A Sequence-to-Sequence Approach with Mixed Pointers to Topic Segmentation and Segment Labeling

Jinxiong Xia, Houfeng Wang

3 citations

Abstract

Topic segmentation is the process of dividing a text into semantically coherent segments, and segment labeling involves assigning a topic label to each of these segments. Previous work on this task has included the use of sequence labeling, segment-extraction, and generative models. While these methods have yielded impressive results, existing generative models have struggled to accurately generate strings of segment boundaries, limiting their competitiveness in this area. In this paper, we present a novel Sequence-to-Sequence approach with Mixed Pointers (Seq2Seq-MP). Seq2Seq-MP employs an encoder-decoder architecture with the pointer mechanism to generate both segment boundaries and topics, which allows for a more robust performance than string-generation models and can handle long-range dependencies better than sequence labeling and segment-extraction models.
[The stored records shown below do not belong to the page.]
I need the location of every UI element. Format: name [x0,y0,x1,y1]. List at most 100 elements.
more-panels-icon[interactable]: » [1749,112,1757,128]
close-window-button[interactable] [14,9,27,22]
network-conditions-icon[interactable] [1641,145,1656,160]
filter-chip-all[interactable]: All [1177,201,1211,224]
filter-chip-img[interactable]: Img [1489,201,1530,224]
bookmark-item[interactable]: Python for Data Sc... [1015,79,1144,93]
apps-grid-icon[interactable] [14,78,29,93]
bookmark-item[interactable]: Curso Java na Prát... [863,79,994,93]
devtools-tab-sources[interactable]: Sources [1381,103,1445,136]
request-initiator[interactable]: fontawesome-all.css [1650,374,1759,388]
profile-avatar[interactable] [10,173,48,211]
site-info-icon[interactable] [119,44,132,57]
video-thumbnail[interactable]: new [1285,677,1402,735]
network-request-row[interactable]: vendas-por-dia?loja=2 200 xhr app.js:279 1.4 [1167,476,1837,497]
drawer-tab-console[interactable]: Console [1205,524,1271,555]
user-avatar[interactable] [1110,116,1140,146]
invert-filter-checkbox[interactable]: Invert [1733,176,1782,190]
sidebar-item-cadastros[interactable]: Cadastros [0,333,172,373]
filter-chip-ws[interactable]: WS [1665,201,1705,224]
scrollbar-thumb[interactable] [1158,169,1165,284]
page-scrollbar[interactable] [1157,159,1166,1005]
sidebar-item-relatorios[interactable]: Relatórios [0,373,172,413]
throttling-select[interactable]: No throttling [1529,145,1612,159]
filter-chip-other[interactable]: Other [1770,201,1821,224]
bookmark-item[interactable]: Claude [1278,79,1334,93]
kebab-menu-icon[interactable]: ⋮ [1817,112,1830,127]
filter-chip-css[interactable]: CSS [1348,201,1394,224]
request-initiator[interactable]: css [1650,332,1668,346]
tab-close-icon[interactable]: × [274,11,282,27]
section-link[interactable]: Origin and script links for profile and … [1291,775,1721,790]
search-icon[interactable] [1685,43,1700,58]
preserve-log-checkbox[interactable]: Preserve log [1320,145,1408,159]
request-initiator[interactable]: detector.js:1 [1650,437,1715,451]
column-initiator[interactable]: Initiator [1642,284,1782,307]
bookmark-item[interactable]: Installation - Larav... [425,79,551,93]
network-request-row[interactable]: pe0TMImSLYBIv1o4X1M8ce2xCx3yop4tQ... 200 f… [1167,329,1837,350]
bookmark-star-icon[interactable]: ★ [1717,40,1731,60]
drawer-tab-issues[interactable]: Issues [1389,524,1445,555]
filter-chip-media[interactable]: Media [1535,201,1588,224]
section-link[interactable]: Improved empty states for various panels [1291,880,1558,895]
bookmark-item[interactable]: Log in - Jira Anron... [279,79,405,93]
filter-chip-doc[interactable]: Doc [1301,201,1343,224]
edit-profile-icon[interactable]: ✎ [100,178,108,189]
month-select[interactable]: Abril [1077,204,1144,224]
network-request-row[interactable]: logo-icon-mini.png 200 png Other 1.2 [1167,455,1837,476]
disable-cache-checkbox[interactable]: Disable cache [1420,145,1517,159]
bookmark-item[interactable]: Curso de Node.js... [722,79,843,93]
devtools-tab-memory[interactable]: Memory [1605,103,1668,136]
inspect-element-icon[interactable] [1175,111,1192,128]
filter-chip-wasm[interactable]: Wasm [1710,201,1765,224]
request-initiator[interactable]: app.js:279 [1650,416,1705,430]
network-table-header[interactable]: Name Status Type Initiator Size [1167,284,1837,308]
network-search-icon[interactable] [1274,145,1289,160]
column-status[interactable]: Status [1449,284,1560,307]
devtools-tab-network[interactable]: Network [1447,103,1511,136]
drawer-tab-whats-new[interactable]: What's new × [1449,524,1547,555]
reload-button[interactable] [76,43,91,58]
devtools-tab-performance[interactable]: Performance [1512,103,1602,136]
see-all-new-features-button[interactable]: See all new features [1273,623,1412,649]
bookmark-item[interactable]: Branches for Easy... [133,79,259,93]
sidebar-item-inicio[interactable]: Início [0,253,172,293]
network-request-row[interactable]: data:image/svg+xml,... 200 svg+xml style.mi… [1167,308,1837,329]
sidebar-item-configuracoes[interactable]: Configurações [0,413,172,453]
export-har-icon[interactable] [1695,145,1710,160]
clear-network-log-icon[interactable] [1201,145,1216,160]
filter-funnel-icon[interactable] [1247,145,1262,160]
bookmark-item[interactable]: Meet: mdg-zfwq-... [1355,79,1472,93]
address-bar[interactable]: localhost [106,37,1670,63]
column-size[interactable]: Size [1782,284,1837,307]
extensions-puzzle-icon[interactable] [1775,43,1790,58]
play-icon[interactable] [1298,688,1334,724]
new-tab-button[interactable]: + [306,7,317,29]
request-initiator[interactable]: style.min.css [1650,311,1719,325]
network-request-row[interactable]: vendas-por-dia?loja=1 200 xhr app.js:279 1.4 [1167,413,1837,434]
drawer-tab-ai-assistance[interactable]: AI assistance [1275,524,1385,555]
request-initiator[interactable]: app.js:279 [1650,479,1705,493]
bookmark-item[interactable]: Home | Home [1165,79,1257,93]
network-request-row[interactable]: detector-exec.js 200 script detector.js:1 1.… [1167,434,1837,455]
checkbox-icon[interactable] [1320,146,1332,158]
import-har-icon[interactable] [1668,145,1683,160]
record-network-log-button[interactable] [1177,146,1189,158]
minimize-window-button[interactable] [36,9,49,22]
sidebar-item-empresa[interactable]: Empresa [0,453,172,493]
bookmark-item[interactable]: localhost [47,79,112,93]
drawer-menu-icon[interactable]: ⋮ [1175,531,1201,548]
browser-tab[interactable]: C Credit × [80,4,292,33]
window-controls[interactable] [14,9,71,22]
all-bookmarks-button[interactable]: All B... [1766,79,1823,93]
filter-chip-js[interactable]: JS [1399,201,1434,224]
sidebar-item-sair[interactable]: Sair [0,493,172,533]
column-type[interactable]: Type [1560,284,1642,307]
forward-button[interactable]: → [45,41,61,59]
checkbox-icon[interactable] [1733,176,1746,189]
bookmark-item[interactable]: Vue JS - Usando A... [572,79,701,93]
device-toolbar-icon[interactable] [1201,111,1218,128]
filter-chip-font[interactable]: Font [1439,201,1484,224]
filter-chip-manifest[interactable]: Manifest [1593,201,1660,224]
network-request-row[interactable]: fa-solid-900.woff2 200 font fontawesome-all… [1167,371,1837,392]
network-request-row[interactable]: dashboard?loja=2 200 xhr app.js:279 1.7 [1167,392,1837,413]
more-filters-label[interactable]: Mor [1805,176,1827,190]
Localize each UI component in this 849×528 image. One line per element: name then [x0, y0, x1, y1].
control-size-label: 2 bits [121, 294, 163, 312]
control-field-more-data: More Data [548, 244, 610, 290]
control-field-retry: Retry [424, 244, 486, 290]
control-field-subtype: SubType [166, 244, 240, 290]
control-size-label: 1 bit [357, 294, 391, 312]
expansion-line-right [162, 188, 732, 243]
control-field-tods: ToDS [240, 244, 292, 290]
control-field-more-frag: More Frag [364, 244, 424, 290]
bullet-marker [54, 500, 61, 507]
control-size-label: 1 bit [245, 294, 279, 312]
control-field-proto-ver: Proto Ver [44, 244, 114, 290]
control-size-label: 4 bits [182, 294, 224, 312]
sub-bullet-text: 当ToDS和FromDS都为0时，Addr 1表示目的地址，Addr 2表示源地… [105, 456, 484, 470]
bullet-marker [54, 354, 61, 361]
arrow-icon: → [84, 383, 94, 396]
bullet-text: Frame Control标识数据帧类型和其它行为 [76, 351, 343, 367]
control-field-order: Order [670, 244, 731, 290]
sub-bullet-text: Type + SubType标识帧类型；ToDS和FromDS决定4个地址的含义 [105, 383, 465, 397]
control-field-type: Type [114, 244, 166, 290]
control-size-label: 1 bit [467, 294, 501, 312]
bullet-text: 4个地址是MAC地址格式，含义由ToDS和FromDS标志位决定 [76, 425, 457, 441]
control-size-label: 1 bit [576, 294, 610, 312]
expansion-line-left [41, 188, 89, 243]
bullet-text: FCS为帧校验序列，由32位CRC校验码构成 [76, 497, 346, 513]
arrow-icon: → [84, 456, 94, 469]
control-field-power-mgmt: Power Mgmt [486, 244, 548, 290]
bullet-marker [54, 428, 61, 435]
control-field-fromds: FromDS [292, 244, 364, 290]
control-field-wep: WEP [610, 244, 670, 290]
Additionally, we introduce the pairwise type encoding and type-aware relative position encoding to improve the fusion of type and position information, enhancing the interactions between sentences and topics in the encoder and decoder. Our experiments on public datasets show that Seq2Seq-MP outperforms the current state-of-the-art, with up to 2.9% and 4.0% improvements in Pk and F1, respectively.